TL;DR
OmicsCL is an unsupervised contrastive learning framework that integrates multi-omics data to discover cancer subtypes and stratify patient survival, showing strong clinical relevance and robustness.
Contribution
It introduces a novel survival-aware contrastive loss for joint embedding of heterogeneous omics data in an unsupervised manner.
Findings
Uncovers clinically meaningful cancer subtypes.
Achieves strong concordance with patient survival.

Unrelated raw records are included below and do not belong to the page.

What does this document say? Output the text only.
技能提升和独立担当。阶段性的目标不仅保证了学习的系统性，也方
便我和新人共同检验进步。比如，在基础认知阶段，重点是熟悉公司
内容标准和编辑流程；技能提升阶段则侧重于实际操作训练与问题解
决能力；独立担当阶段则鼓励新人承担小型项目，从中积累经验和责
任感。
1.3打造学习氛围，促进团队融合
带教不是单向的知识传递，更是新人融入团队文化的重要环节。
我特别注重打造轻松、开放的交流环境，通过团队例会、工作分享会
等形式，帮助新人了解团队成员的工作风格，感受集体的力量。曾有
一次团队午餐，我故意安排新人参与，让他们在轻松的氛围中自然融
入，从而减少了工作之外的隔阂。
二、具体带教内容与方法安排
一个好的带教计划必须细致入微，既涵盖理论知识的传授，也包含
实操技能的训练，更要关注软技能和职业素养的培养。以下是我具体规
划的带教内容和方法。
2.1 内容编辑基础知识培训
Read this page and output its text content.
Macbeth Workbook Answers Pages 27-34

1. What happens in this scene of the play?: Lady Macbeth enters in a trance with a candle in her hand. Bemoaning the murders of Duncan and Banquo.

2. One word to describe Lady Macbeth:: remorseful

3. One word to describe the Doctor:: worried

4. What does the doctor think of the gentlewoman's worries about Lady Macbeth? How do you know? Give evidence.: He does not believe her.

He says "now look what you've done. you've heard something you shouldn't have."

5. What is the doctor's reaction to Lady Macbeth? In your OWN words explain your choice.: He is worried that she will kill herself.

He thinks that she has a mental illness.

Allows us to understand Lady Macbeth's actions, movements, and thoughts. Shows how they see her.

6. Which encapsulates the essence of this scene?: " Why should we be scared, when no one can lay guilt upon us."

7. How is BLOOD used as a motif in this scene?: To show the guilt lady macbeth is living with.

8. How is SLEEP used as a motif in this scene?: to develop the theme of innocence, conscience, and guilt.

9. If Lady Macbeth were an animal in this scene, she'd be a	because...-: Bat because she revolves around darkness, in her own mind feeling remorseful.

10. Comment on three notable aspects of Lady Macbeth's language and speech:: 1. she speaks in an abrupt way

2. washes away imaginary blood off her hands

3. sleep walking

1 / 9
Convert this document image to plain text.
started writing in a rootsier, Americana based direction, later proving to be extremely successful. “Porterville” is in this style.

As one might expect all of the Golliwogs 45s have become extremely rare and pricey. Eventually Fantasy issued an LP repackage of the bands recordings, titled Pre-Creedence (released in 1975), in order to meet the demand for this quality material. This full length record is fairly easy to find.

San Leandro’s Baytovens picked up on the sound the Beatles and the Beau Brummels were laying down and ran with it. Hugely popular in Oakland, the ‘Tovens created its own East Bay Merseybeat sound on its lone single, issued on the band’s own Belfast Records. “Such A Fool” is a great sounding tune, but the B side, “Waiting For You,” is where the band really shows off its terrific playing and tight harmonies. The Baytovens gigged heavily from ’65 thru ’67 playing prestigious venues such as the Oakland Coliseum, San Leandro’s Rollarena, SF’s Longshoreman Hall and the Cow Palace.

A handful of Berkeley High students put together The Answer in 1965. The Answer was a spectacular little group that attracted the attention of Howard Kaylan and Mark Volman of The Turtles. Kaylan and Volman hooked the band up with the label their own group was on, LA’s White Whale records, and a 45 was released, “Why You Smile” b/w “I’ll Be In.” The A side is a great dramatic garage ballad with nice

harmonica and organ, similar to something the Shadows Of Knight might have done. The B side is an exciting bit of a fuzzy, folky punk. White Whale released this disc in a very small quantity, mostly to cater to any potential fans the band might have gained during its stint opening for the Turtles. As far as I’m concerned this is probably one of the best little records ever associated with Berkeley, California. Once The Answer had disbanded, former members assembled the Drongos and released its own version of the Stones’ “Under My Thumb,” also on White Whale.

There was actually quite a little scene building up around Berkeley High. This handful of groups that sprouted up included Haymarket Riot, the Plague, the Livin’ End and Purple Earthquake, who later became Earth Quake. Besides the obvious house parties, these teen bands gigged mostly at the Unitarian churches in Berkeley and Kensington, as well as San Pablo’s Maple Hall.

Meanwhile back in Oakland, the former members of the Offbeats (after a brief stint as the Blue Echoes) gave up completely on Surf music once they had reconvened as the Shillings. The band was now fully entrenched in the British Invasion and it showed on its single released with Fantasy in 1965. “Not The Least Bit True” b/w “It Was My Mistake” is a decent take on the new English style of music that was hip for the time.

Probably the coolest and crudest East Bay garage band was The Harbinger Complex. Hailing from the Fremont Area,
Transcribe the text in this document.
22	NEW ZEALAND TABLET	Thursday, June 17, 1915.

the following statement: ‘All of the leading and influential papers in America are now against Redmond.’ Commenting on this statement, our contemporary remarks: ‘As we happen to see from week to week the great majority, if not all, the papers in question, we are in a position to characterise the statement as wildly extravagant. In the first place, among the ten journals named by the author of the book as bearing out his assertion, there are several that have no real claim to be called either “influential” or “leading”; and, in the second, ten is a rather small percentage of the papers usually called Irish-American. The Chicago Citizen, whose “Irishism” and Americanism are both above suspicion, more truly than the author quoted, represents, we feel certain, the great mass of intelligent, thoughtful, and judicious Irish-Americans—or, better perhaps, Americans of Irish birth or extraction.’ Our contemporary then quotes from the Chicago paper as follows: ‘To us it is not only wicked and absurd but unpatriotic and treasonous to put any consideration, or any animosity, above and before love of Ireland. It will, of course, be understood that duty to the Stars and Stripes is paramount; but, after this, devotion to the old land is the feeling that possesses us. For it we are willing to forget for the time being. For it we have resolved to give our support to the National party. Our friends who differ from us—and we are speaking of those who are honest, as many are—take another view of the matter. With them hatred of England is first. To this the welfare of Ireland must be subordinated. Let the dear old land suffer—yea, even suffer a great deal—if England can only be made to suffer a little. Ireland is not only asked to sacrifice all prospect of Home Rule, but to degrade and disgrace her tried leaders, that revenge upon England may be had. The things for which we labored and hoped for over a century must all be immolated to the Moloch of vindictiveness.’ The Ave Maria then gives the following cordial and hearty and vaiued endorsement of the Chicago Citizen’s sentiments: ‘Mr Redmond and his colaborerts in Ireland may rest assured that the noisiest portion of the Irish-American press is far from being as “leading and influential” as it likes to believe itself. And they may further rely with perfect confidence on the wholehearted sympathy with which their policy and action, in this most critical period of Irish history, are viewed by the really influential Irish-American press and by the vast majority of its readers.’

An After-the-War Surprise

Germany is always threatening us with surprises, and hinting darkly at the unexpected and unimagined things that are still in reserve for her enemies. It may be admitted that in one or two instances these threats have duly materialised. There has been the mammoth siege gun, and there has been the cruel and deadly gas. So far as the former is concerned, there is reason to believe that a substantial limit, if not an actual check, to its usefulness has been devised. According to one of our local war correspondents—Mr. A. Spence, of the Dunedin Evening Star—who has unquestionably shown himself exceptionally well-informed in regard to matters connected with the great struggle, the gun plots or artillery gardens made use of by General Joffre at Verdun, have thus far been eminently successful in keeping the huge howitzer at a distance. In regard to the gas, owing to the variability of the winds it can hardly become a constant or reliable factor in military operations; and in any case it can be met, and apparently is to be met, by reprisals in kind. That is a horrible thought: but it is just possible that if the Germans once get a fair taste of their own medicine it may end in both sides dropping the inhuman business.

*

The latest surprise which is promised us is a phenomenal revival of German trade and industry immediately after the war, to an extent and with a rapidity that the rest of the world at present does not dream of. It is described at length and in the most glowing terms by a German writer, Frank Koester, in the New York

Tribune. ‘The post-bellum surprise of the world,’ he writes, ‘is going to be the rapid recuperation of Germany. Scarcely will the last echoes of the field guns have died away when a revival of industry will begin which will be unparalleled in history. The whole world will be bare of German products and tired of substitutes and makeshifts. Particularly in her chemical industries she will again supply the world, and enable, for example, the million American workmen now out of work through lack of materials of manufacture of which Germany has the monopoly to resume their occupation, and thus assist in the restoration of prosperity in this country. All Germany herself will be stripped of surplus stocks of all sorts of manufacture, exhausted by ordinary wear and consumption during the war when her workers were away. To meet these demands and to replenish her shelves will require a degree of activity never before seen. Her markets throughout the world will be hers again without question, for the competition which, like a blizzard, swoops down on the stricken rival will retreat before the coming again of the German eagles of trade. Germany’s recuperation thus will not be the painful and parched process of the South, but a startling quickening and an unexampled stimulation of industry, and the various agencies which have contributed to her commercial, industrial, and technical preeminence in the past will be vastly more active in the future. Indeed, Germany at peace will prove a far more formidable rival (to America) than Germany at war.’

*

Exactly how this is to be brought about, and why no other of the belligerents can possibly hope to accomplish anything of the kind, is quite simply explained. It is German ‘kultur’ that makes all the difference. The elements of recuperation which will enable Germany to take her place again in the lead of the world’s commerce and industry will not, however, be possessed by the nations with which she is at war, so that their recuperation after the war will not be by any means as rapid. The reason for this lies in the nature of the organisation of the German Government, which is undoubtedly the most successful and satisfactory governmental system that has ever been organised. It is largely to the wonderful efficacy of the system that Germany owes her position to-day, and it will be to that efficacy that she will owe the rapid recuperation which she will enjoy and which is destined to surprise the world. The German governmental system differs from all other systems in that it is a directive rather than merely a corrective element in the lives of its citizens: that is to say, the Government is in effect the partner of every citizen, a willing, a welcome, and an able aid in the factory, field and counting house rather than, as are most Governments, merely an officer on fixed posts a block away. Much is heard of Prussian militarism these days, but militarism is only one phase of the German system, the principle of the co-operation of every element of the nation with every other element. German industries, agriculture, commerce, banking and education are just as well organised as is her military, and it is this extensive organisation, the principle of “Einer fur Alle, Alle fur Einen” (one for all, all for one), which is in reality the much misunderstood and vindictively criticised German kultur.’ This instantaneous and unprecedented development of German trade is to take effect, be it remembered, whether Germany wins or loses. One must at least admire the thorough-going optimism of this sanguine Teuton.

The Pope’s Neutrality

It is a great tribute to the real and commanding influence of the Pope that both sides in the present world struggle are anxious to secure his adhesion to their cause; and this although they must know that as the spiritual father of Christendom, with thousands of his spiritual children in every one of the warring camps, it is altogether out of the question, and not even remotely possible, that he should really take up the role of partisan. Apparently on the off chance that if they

Enhances predictive power through survival-aware loss.
Abstract
Unsupervised learning of disease subtypes from multi-omics data presents a significant opportunity for advancing personalized medicine. We introduce OmicsCL, a modular contrastive learning framework that jointly embeds heterogeneous omics modalities-such as gene expression, DNA methylation, and miRNA expression-into a unified latent space. Our method incorporates a survival-aware contrastive loss that encourages the model to learn representations aligned with survival-related patterns, without relying on labeled outcomes. Evaluated on the TCGA BRCA dataset, OmicsCL uncovers clinically meaningful clusters and achieves strong unsupervised concordance with patient survival. The framework demonstrates robustness across hyperparameter configurations and can be tuned to prioritize either subtype coherence or survival stratification. Ablation studies confirm that integrating survival-aware…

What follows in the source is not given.